Grattacapi in vista per la ministra svizzera della giustizia Ruth Metzler: il progettato articolo penale anti-terrorismo viene ritenuto superfluo dagli esperti di diritto Keystone

Bocciato dai professori di diritto il progetto del Dipartimento di giustizia e polizia (DFGP) di inserire nel Codice penale (CP) due articoli sul terrorismo.

Inutile, difficile da applicare e, tutt’alpiù, fonte di nuovi costi. Il progetto del Dipartimento federale di giustizia e polizia (DFGP) di inserire nel Codice penale svizzero (CP) due articoli specificatamente dedicati al terrorismo viene sonoramente bocciato dai professori di diritto svizzeri.

Le nuove norme – affermano gli esperti in diritto – sono unicamente motivate da ragioni di politica estera e, per qualcuno, il governo elvetico si sta semplicemente inginocchiando davanti agli Stati Uniti. Una tesi, quest’ultima, riferita venerdì dal quotidiano svizzero in lingua tedesca «Neue Zürcher Zeitung» (NZZ).

L’articolo controverso

«La probabilità che la Svizzera diventi un bersaglio diretto per attentati terroristici rimane debole», affermava il Rapporto sulla sicurezza interna 2001, pubblicato il 10 luglio scorso dall’Ufficio federale di polizia.

Ciò nonostante il dipartimento di Ruth Metzler vuole inserire nel CP un nuovo articolo, il 260 quinquies («Terrorismo»), che puninisce con la reclusione chi commette crimini violenti per terrorizzare la popolazione o per costringere uno Stato, o un’organizzazione internazionale, a fare o a tollerare un atto. In casi gravi (quando molte persone muoiono o vengono ferite) seguirebbe l’ergastolo.

Accanto a questa norma verrebbe introdotto il 260 sexies («Finanziamento del terrorismo»), che punirebbe con il carcere fino a cinque anni chi mette a disposizione mezzi finanziari per commettere un reato ai sensi dell’articolo precedente.

Procedura sprint

Il DFGP aveva motivato la riforma con la necessità di far sì che anche in futuro la Svizzera continui ad essere poco attrattiva per il terrorismo internazionale. Una giustificazione che la NZZ trova «soprendente».

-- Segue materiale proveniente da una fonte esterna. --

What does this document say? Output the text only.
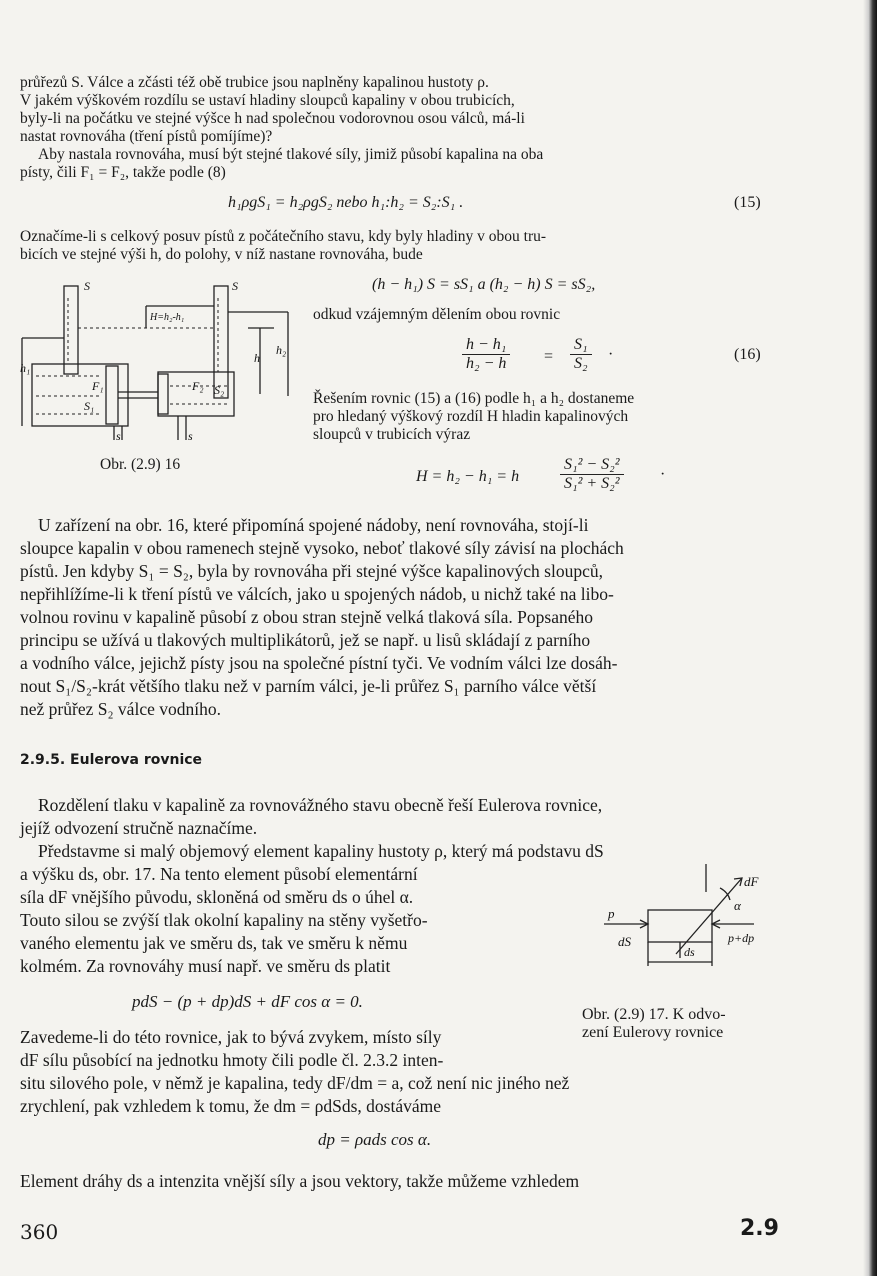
průřezů S. Válce a zčásti též obě trubice jsou naplněny kapalinou hustoty ρ.

V jakém výškovém rozdílu se ustaví hladiny sloupců kapaliny v obou trubicích,

byly-li na počátku ve stejné výšce h nad společnou vodorovnou osou válců, má-li

nastat rovnováha (tření pístů pomíjíme)?

Aby nastala rovnováha, musí být stejné tlakové síly, jimiž působí kapalina na oba

písty, čili F₁ = F₂, takže podle (8)

h₁ρgS₁ = h₂ρgS₂ nebo h₁:h₂ = S₂:S₁ .	(15)

Označíme-li s celkový posuv pístů z počátečního stavu, kdy byly hladiny v obou tru-

bicích ve stejné výši h, do polohy, v níž nastane rovnováha, bude

S	S
H=h₂-h₁
h
h₁
h₂
F₁	F₂
S₁
S₂
s	s

Obr. (2.9) 16

(h − h₁) S = sS₁ a (h₂ − h) S = sS₂,

odkud vzájemným dělením obou rovnic

$\frac{\text{h − h₁}}{\text{h₂ − h}} = \frac{\text{S₁}}{\text{S₂}}$ ·	(16)

Řešením rovnic (15) a (16) podle h₁ a h₂ dostaneme

pro hledaný výškový rozdíl H hladin kapalinových

sloupců v trubicích výraz

H = h₂ − h₁ = h	$\frac{\text{S₁² − S₂²}}{\text{S₁² + S₂²}}$ ·

U zařízení na obr. 16, které připomíná spojené nádoby, není rovnováha, stojí-li

sloupce kapalin v obou ramenech stejně vysoko, neboť tlakové síly závisí na plochách

pístů. Jen kdyby S₁ = S₂, byla by rovnováha při stejné výšce kapalinových sloupců,

nepřihlížíme-li k tření pístů ve válcích, jako u spojených nádob, u nichž také na libo-

volnou rovinu v kapalině působí z obou stran stejně velká tlaková síla. Popsaného

principu se užívá u tlakových multiplikátorů, jež se např. u lisů skládají z parního

a vodního válce, jejichž písty jsou na společné pístní tyči. Ve vodním válci lze dosáh-

nout S₁/S₂-krát většího tlaku než v parním válci, je-li průřez S₁ parního válce větší

než průřez S₂ válce vodního.

2.9.5. Eulerova rovnice

Rozdělení tlaku v kapalině za rovnovážného stavu obecně řeší Eulerova rovnice,

jejíž odvození stručně naznačíme.

Představme si malý objemový element kapaliny hustoty ρ, který má podstavu dS

a výšku ds, obr. 17. Na tento element působí elementární

síla dF vnějšího původu, skloněná od směru ds o úhel α.

Touto silou se zvýší tlak okolní kapaliny na stěny vyšetřo-

vaného elementu jak ve směru ds, tak ve směru k němu

kolmém. Za rovnováhy musí např. ve směru ds platit

pdS − (p + dp)dS + dF cos α = 0.

Zavedeme-li do této rovnice, jak to bývá zvykem, místo síly

dF sílu působící na jednotku hmoty čili podle čl. 2.3.2 inten-

situ silového pole, v němž je kapalina, tedy dF/dm = a, což není nic jiného než

zrychlení, pak vzhledem k tomu, že dm = ρdSds, dostáváme

dp = ρads cos α.

Element dráhy ds a intenzita vnější síly a jsou vektory, takže můžeme vzhledem

dF
α
p
dS	p+dp
ds

Obr. (2.9) 17. K odvo-

zení Eulerovy rovnice

360	2.9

Le nuove norme, lungi dal seguire la normale procedura legislativa, stanno inoltre venendo portate avanti a tempo di primato. Nessuna procedura di consultazione, solo un’informazione ai cantoni, una domanda di presa di posizione all’Associazione svizzera dei banchieri e la richiesta di un parere a quattro esperti di diritto penale.

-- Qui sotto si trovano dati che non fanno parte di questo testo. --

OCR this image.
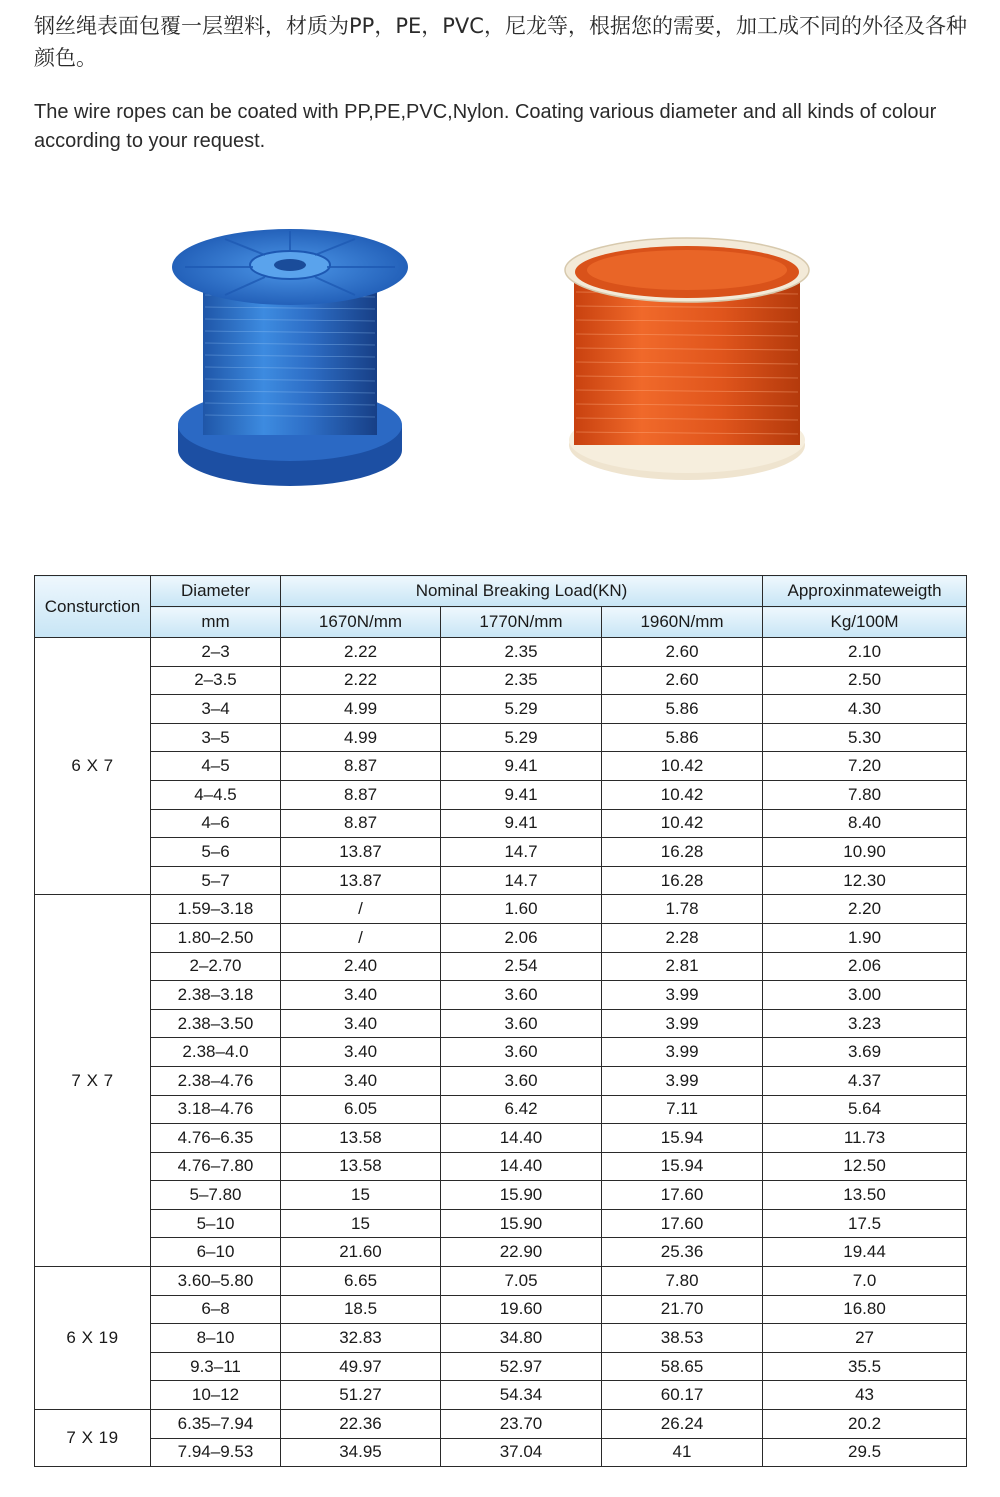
钢丝绳表面包覆一层塑料，材质为PP，PE，PVC，尼龙等，根据您的需要，加工成不同的外径及各种颜色。

The wire ropes can be coated with PP,PE,PVC,Nylon. Coating various diameter and all kinds of colour according to your request.

Consturction	Diameter	Nominal Breaking Load(KN)			Approxinmateweigth
	mm	1670N/mm	1770N/mm	1960N/mm	Kg/100M
6 X 7	2–3	2.22	2.35	2.60	2.10
	2–3.5	2.22	2.35	2.60	2.50
	3–4	4.99	5.29	5.86	4.30
	3–5	4.99	5.29	5.86	5.30
	4–5	8.87	9.41	10.42	7.20
	4–4.5	8.87	9.41	10.42	7.80
	4–6	8.87	9.41	10.42	8.40
	5–6	13.87	14.7	16.28	10.90
	5–7	13.87	14.7	16.28	12.30
7 X 7	1.59–3.18	/	1.60	1.78	2.20
	1.80–2.50	/	2.06	2.28	1.90
	2–2.70	2.40	2.54	2.81	2.06
	2.38–3.18	3.40	3.60	3.99	3.00
	2.38–3.50	3.40	3.60	3.99	3.23
	2.38–4.0	3.40	3.60	3.99	3.69
	2.38–4.76	3.40	3.60	3.99	4.37
	3.18–4.76	6.05	6.42	7.11	5.64
	4.76–6.35	13.58	14.40	15.94	11.73
	4.76–7.80	13.58	14.40	15.94	12.50
	5–7.80	15	15.90	17.60	13.50
	5–10	15	15.90	17.60	17.5
	6–10	21.60	22.90	25.36	19.44
6 X 19	3.60–5.80	6.65	7.05	7.80	7.0
	6–8	18.5	19.60	21.70	16.80
	8–10	32.83	34.80	38.53	27
	9.3–11	49.97	52.97	58.65	35.5
	10–12	51.27	54.34	60.17	43
7 X 19	6.35–7.94	22.36	23.70	26.24	20.2
	7.94–9.53	34.95	37.04	41	29.5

Il Dipartimento vuole inoltre sottoporre la riforma al parlamento già nella sessione autunnale, perché a suo avviso il tempo stringe. Di ben altro parere – sostiene il quotidiano zurighese – sono gli esperti. Stando alle informazioni della «Neue Zürcher Zeitung», ben tre dei quattro professori, chiamati ad esprimersi, ritengono inutili le fattispecie penali ed invitano tutt’alpiù ad apportare correzioni alle norme già esistenti.

Ritorno al Medioevo

Fra loro vi è anche, Mark Pieth, uno dei grandi nomi del diritto penale in Svizzera, professore all’università di Basilea. Il professor Pieth giudica l’operazione del tutto superflua, un «ritorno al Medioevo», quando si pensava che tutto potesse essere risolto con i divieti. Il diritto attuale punisce già tutti gli atti terroristici – dall’omicidio alle lesioni, passando dal danneggiamento, dalla presa d’ostaggi, dall’uso d’esplosivi alla pubblica intimidazione.

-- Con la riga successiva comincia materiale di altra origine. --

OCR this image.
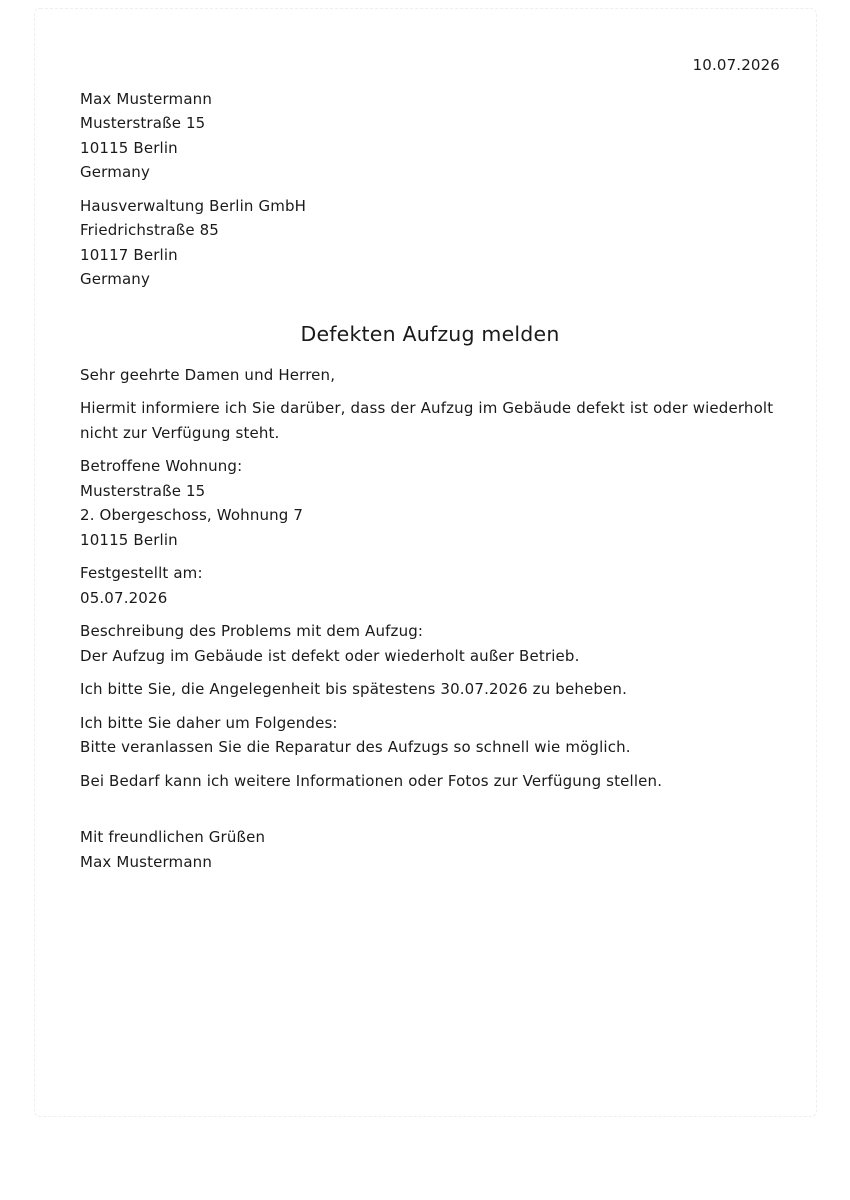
10.07.2026
Max Mustermann
Musterstraße 15
10115 Berlin
Germany
Hausverwaltung Berlin GmbH
Friedrichstraße 85
10117 Berlin
Germany
Defekten Aufzug melden

Sehr geehrte Damen und Herren,

Hiermit informiere ich Sie darüber, dass der Aufzug im Gebäude defekt ist oder wiederholt nicht zur Verfügung steht.

Betroffene Wohnung:
Musterstraße 15
2. Obergeschoss, Wohnung 7
10115 Berlin
Festgestellt am:
05.07.2026
Beschreibung des Problems mit dem Aufzug:
Der Aufzug im Gebäude ist defekt oder wiederholt außer Betrieb.

Ich bitte Sie, die Angelegenheit bis spätestens 30.07.2026 zu beheben.

Ich bitte Sie daher um Folgendes:
Bitte veranlassen Sie die Reparatur des Aufzugs so schnell wie möglich.

Bei Bedarf kann ich weitere Informationen oder Fotos zur Verfügung stellen.

Mit freundlichen Grüßen
Max Mustermann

L’appartenenza ad un gruppo terroristico è già sanzionata dalla norma sull’organizzazione criminale, in vigore dal 1994 e, per quanto riguarda il finanziamento, è possibile confiscare il denaro a chi sostiene un’organizzazione criminale.

L’ufficio federale di giustizia (UFG) sostiene invece che nell’ordinamento giuridico esistono delle falle, in special modo nel capitolo del finanziamento, punto cruciale per la Svizzera. Inoltre secondo Daniel Frank dell’UFG le pene sono spesso insufficienti: chi fa saltare una diga senza uccidere o ferire nessuno rischia solo cinque anni per danneggiamento.

Legislazione da panico

Frottole, risponde la professoressa ginevrina Ursula Cassani, che fa notare come, in un caso del genere, sarebbero applicati gli articoli relativi all’uso d’esplosivi, con pene fino a venti anni di carcere.

Per la professoressa Cassani quella in esame è una «legislazione da panico», con una funzione simbolica rivolta all’estero. A suo avviso si prospettano inoltre problemi di applicazione non indifferenti: la Svizzera sanzionerà chi presta legittima resistenza ad un regime tirannico?

A detta del professor Pieth il segnale rivolto oltre i confini è addirittura negativo, perché, con l’introduzione di nuove norme, sembrerebbe che finora il Paese non abbia fatto abbastanza. Il modo di procedere del DFGP rappresenta «una genuflessione di Ruth Metzler, davanti al ministro della giustizia statunitense John Ashcroft», afferma il professore basilese, secondo quanto riporta la NZZ.

Aumento di personale

Un altro pericolo viene infine evidenziato da Josef Estermann, docente all’università di Berlino ed autore, per il Fondo nazionale svizzero, di uno studio sulla criminalità organizzata. I nuovi articoli potrebbero legittimare un aumento del personale delle autorità di perseguimento penale, senza risultati pratici di rilievo per la giustizia.

Il docente berlinese traccia paralleli con il reato relativo alla criminalità organizzata, che ha portato le autorità a gonfiarsi di funzionari, senza che in pratica si sia ancora arrivati ad una condanna.